There are two connected reasons for the outage: the loss of power on the ‘A’ side PDU and a mistake during installation when installing the core switches. Our automatic failover failed to work due to an unexpected split brain scenario. The manual failover processes were also unavailable due to the same split brain scenario.

Mitigations

We will be making changes to the power delivery of the core switches before the end of the month. We have purchased equipment that will ensure the ‘A’ side receives power delivery from both PDUs. To avoid a single point of failure with this new equipment, we will be leaving the ‘B’ side connected to the ‘B’ PDU.

Adjustments are being made to the failover arrangements over the course of the next few weeks and we expect to be complete by the end of February.

Detailed event overview

3rd December 2019 18:56
We reported an issue to our London provider regarding the ‘A’ side PDU management not reporting the current power output of the unit.

4th December 2019 12:45
The management of the PDU was rebooted and function was restored.

14 January 2020 22:20
We noticed the same issue had recurred and reported the issue again to the provider.

14 January 2020 22:40
Our provider advised they would report the issue to the DC and requests were made about timings to potentially replace the PDU, given the rarity of such a fault happening twice.
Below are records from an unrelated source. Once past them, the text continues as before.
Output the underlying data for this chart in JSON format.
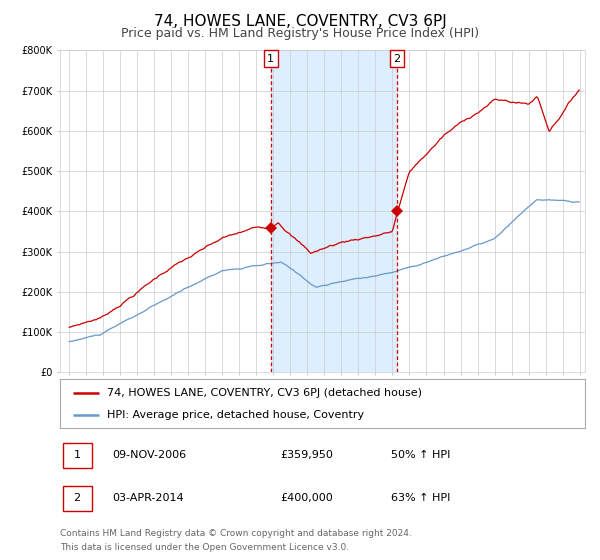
{
  "title": "74, HOWES LANE, COVENTRY, CV3 6PJ",
  "subtitle": "Price paid vs. HM Land Registry's House Price Index (HPI)",
  "red_line_label": "74, HOWES LANE, COVENTRY, CV3 6PJ (detached house)",
  "blue_line_label": "HPI: Average price, detached house, Coventry",
  "marker1_date_label": "1",
  "marker2_date_label": "2",
  "marker1_x": 2006.86,
  "marker1_y": 359950,
  "marker2_x": 2014.25,
  "marker2_y": 400000,
  "shade_x1": 2006.86,
  "shade_x2": 2014.25,
  "vline1_x": 2006.86,
  "vline2_x": 2014.25,
  "table_row1": [
    "1",
    "09-NOV-2006",
    "£359,950",
    "50% ↑ HPI"
  ],
  "table_row2": [
    "2",
    "03-APR-2014",
    "£400,000",
    "63% ↑ HPI"
  ],
  "footer_line1": "Contains HM Land Registry data © Crown copyright and database right 2024.",
  "footer_line2": "This data is licensed under the Open Government Licence v3.0.",
  "ylim": [
    0,
    800000
  ],
  "yticks": [
    0,
    100000,
    200000,
    300000,
    400000,
    500000,
    600000,
    700000,
    800000
  ],
  "ytick_labels": [
    "£0",
    "£100K",
    "£200K",
    "£300K",
    "£400K",
    "£500K",
    "£600K",
    "£700K",
    "£800K"
  ],
  "xlim_start": 1994.5,
  "xlim_end": 2025.3,
  "xticks": [
    1995,
    1996,
    1997,
    1998,
    1999,
    2000,
    2001,
    2002,
    2003,
    2004,
    2005,
    2006,
    2007,
    2008,
    2009,
    2010,
    2011,
    2012,
    2013,
    2014,
    2015,
    2016,
    2017,
    2018,
    2019,
    2020,
    2021,
    2022,
    2023,
    2024,
    2025
  ],
  "red_color": "#cc0000",
  "blue_color": "#6699cc",
  "shade_color": "#ddeeff",
  "vline_color": "#cc0000",
  "grid_color": "#cccccc",
  "background_color": "#ffffff",
  "title_fontsize": 11,
  "subtitle_fontsize": 9,
  "tick_fontsize": 7,
  "legend_fontsize": 8,
  "table_fontsize": 8,
  "footer_fontsize": 6.5
}
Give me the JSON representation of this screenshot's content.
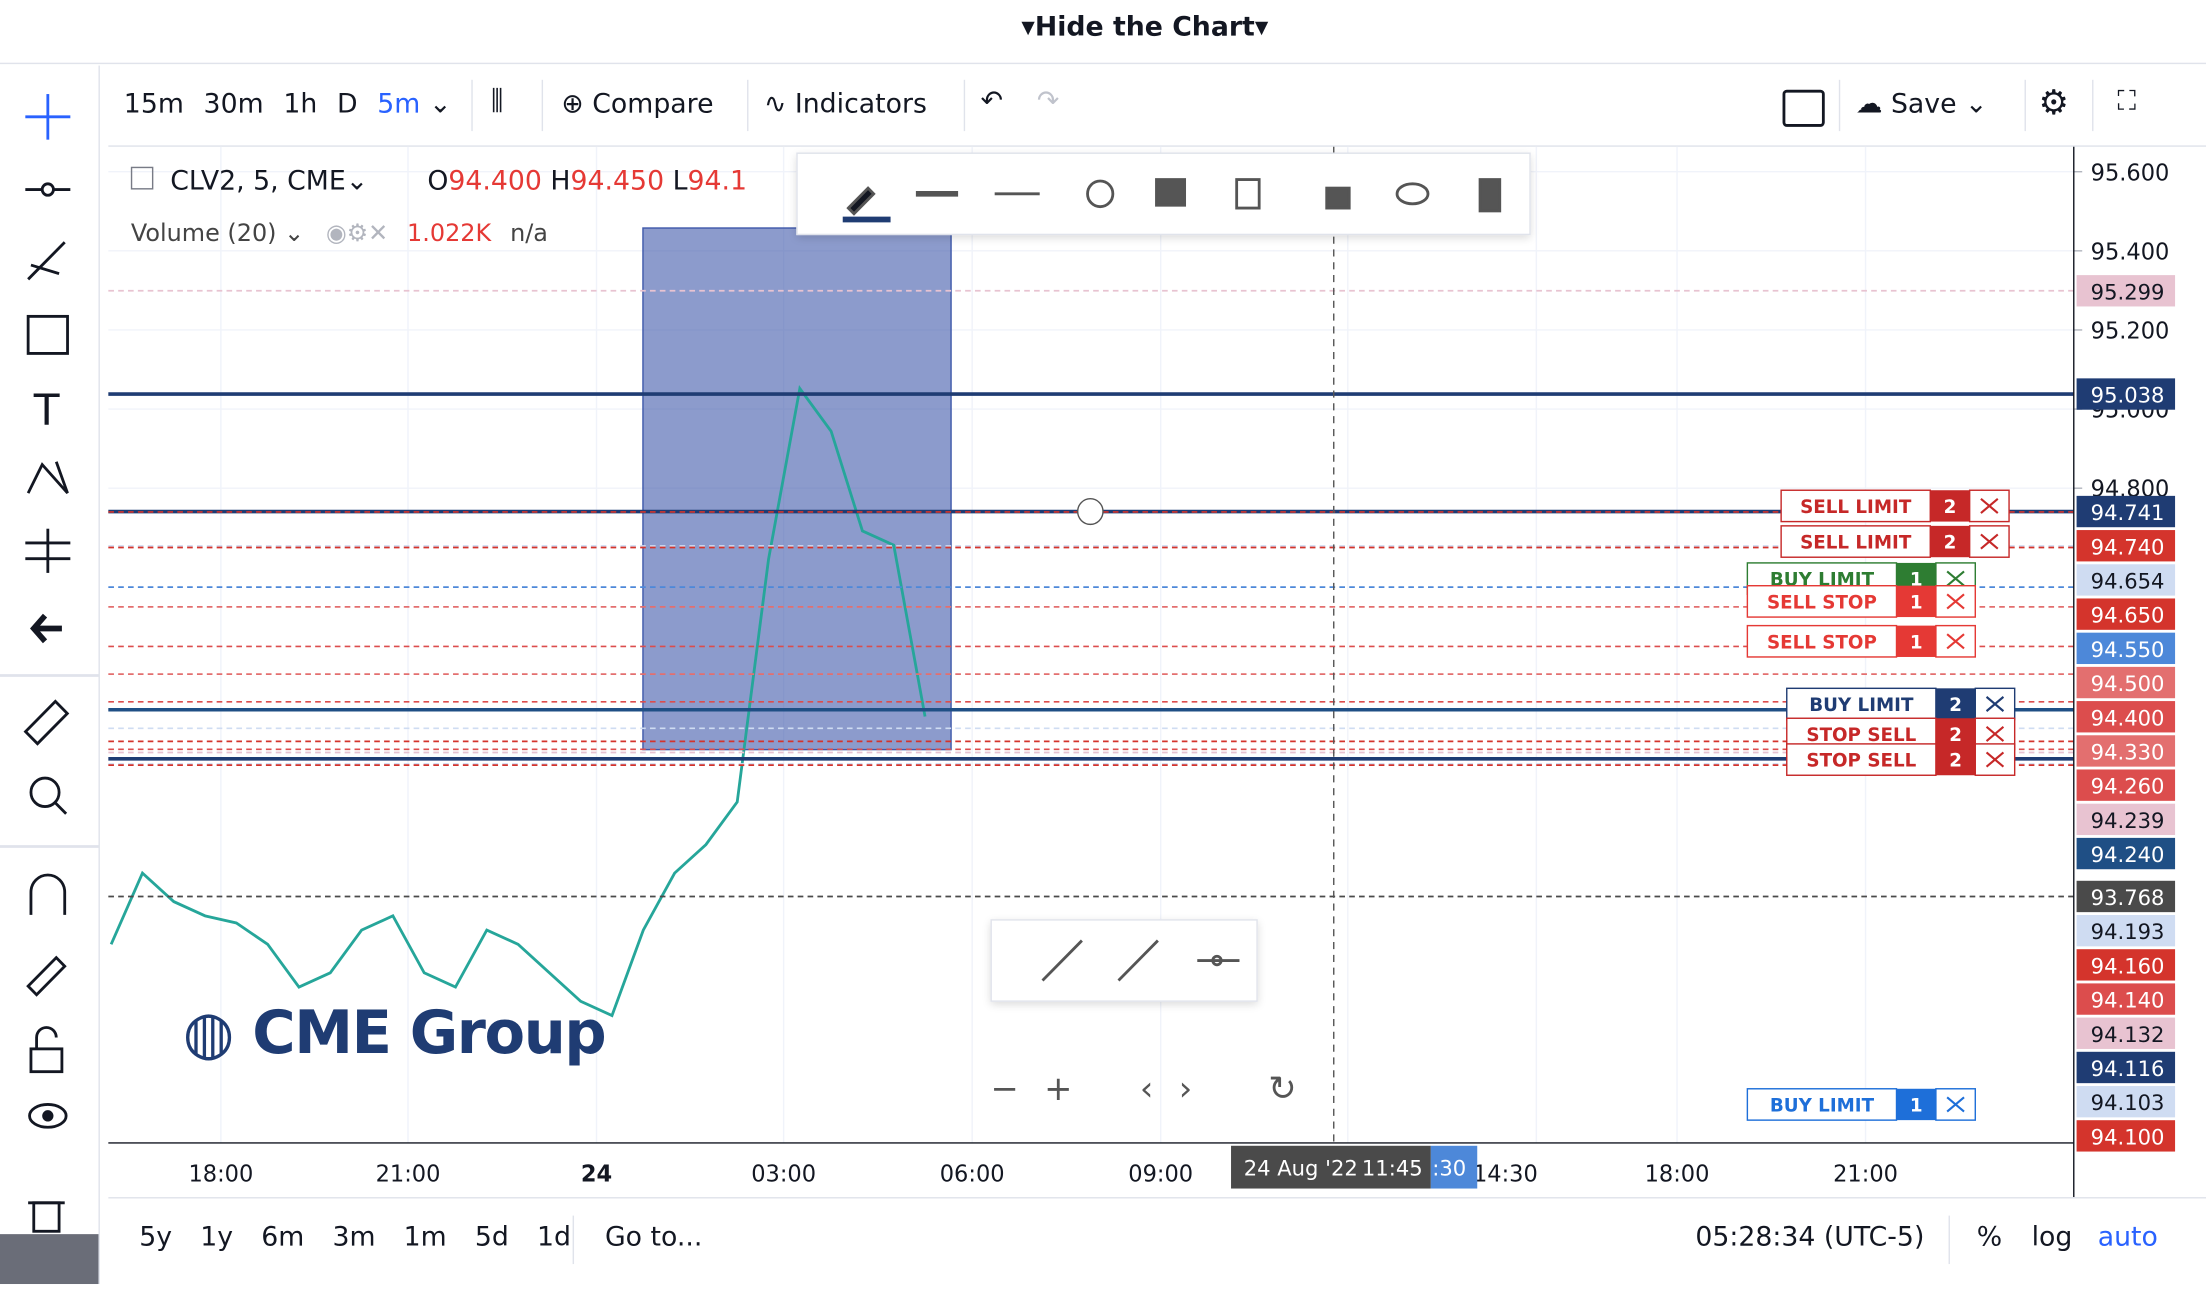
{
  "header": {
    "toggle": "Hide the Chart"
  },
  "toolbar": {
    "intervals": [
      "15m",
      "30m",
      "1h",
      "D",
      "5m"
    ],
    "active_interval": "5m",
    "compare": "Compare",
    "indicators": "Indicators",
    "save": "Save"
  },
  "legend": {
    "symbol": "CLV2, 5, CME",
    "open_key": "O",
    "open": "94.400",
    "high_key": "H",
    "high": "94.450",
    "low_key": "L",
    "low": "94.1",
    "volume": "Volume (20)",
    "volume_value": "1.022K",
    "volume_na": "n/a"
  },
  "watermark": "CME Group",
  "chart_data": {
    "type": "line",
    "color": "#26a69a",
    "x": [
      "16:30",
      "17:00",
      "17:30",
      "18:00",
      "18:30",
      "19:00",
      "19:30",
      "20:00",
      "20:30",
      "21:00",
      "21:30",
      "22:00",
      "22:30",
      "23:00",
      "23:30",
      "00:00",
      "00:30",
      "01:00",
      "01:30",
      "02:00",
      "02:30",
      "03:00",
      "03:30",
      "04:00",
      "04:30",
      "05:00",
      "05:30"
    ],
    "values": [
      93.647,
      93.827,
      93.755,
      93.719,
      93.701,
      93.647,
      93.539,
      93.575,
      93.683,
      93.719,
      93.575,
      93.539,
      93.683,
      93.647,
      93.575,
      93.503,
      93.467,
      93.683,
      93.827,
      93.899,
      94.007,
      94.62,
      95.052,
      94.944,
      94.692,
      94.656,
      94.223
    ],
    "ylim": [
      93.145,
      95.663
    ],
    "yticks": [
      {
        "value": 95.6,
        "label": "95.600"
      },
      {
        "value": 95.4,
        "label": "95.400"
      },
      {
        "value": 95.2,
        "label": "95.200"
      },
      {
        "value": 95,
        "label": "95.000"
      },
      {
        "value": 94.8,
        "label": "94.800"
      }
    ],
    "xtick_labels": [
      "18:00",
      "21:00",
      "24",
      "03:00",
      "06:00",
      "09:00",
      "14:30",
      "18:00",
      "21:00"
    ],
    "crosshair_time": "24 Aug '22",
    "crosshair_clock": "11:45",
    "crosshair_suffix": ":30",
    "price_labels": [
      {
        "value": 95.299,
        "label": "95.299",
        "color": "#e8c3d1"
      },
      {
        "value": 95.038,
        "label": "95.038",
        "color": "#1f3c73"
      },
      {
        "value": 94.741,
        "label": "94.741",
        "color": "#1f3c73"
      },
      {
        "value": 94.74,
        "label": "94.740",
        "color": "#d4342c"
      },
      {
        "value": 94.654,
        "label": "94.654",
        "color": "#cfdcf2"
      },
      {
        "value": 94.65,
        "label": "94.650",
        "color": "#d4342c"
      },
      {
        "value": 94.55,
        "label": "94.550",
        "color": "#4d88d9"
      },
      {
        "value": 94.5,
        "label": "94.500",
        "color": "#e36f6f"
      },
      {
        "value": 94.4,
        "label": "94.400",
        "color": "#dc4d4d"
      },
      {
        "value": 94.33,
        "label": "94.330",
        "color": "#e36f6f"
      },
      {
        "value": 94.26,
        "label": "94.260",
        "color": "#dc4d4d"
      },
      {
        "value": 94.239,
        "label": "94.239",
        "color": "#e8c3d1"
      },
      {
        "value": 94.24,
        "label": "94.240",
        "color": "#1f4f85"
      },
      {
        "value": 93.768,
        "label": "93.768",
        "color": "#4a4a4a"
      },
      {
        "value": 94.193,
        "label": "94.193",
        "color": "#cfdcf2"
      },
      {
        "value": 94.16,
        "label": "94.160",
        "color": "#d4342c"
      },
      {
        "value": 94.14,
        "label": "94.140",
        "color": "#dc4d4d"
      },
      {
        "value": 94.132,
        "label": "94.132",
        "color": "#e8c3d1"
      },
      {
        "value": 94.116,
        "label": "94.116",
        "color": "#1f3c73"
      },
      {
        "value": 94.103,
        "label": "94.103",
        "color": "#cfdcf2"
      },
      {
        "value": 94.1,
        "label": "94.100",
        "color": "#d4342c"
      }
    ]
  },
  "orders": [
    {
      "label": "SELL LIMIT",
      "qty": 2,
      "color": "#c62828"
    },
    {
      "label": "SELL LIMIT",
      "qty": 2,
      "color": "#c62828"
    },
    {
      "label": "BUY LIMIT",
      "qty": 1,
      "color": "#2e7d32"
    },
    {
      "label": "SELL STOP",
      "qty": 1,
      "color": "#e53935"
    },
    {
      "label": "SELL STOP",
      "qty": 1,
      "color": "#e53935"
    },
    {
      "label": "BUY LIMIT",
      "qty": 2,
      "color": "#1f3c73"
    },
    {
      "label": "STOP SELL",
      "qty": 2,
      "color": "#c62828"
    },
    {
      "label": "STOP SELL",
      "qty": 2,
      "color": "#c62828"
    },
    {
      "label": "BUY LIMIT",
      "qty": 1,
      "color": "#1e6fd9"
    }
  ],
  "footer": {
    "ranges": [
      "5y",
      "1y",
      "6m",
      "3m",
      "1m",
      "5d",
      "1d"
    ],
    "goto": "Go to...",
    "clock": "05:28:34 (UTC-5)",
    "percent": "%",
    "log": "log",
    "auto": "auto"
  }
}
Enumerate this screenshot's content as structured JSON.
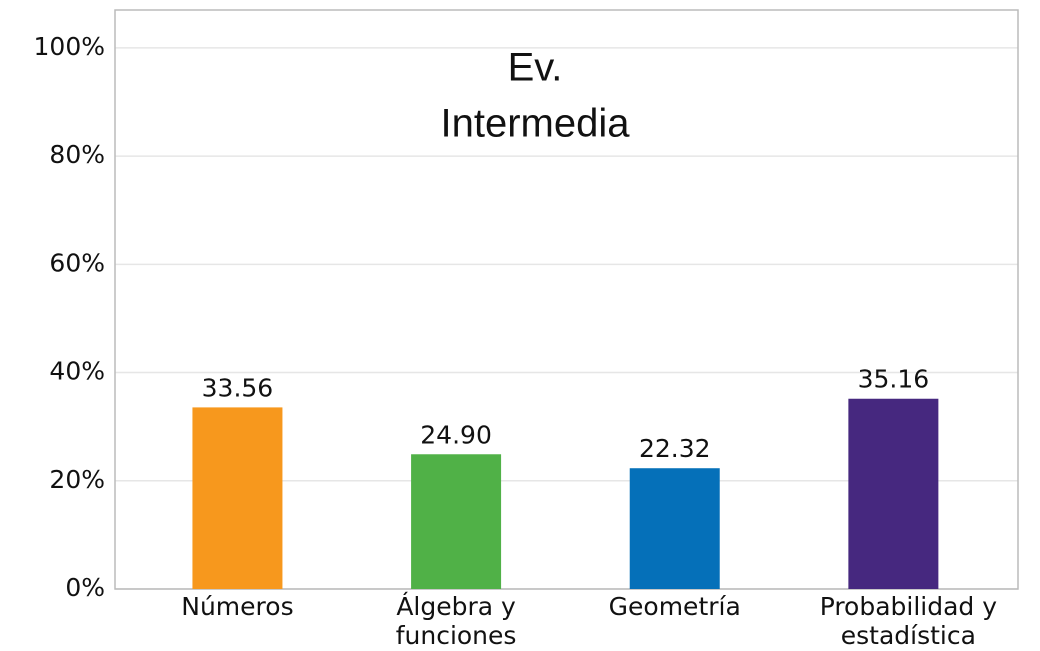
{
  "chart_data": {
    "type": "bar",
    "title": [
      "Ev.",
      "Intermedia"
    ],
    "categories": [
      [
        "Números"
      ],
      [
        "Álgebra y",
        "funciones"
      ],
      [
        "Geometría"
      ],
      [
        "Probabilidad y",
        "estadística"
      ]
    ],
    "values": [
      33.56,
      24.9,
      22.32,
      35.16
    ],
    "value_labels": [
      "33.56",
      "24.90",
      "22.32",
      "35.16"
    ],
    "colors": [
      "#f7981d",
      "#50b147",
      "#0570b9",
      "#46287f"
    ],
    "ylim": [
      0,
      107
    ],
    "yticks": [
      {
        "value": 0,
        "label": "0%"
      },
      {
        "value": 20,
        "label": "20%"
      },
      {
        "value": 40,
        "label": "40%"
      },
      {
        "value": 60,
        "label": "60%"
      },
      {
        "value": 80,
        "label": "80%"
      },
      {
        "value": 100,
        "label": "100%"
      }
    ],
    "grid": true
  }
}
We reported back that we may have some issues with replacing straight away and we needed to check our documentation before proceeding any further as we suspected a wiring issue but in the networking equipment, rather than power.

15 January 2020 10:30 (approx)
The DC rebooted the management interface of the PDU which resulted in an unexpected effect onto the functionality of the PDU.

15 January 2020 10:38
Our external monitoring alerts as to a loss of connectivity to services in our London DC. The automatic failover functionality fails due to a split brain scenario, but we retain out of band access to the rack. Shortly after, we receive communications from our provider advising they have seen a loss of one BGP link, expected if power is lost.

15 January 2020 10:50
We finish our investigations and conclude the ‘A’ side has lost power. This is reported to our provider and the DC. We identify a previously unknown wiring issue with our core switching on the ‘B’ side, which was unexpectedly powered from the ‘A’ side, meaning there was no through path for any connectivity on the ‘B’ side while the ‘A’ side was powered off.

15 January 2020 11:08
Power to the ‘A’ side is restored and the service returns online.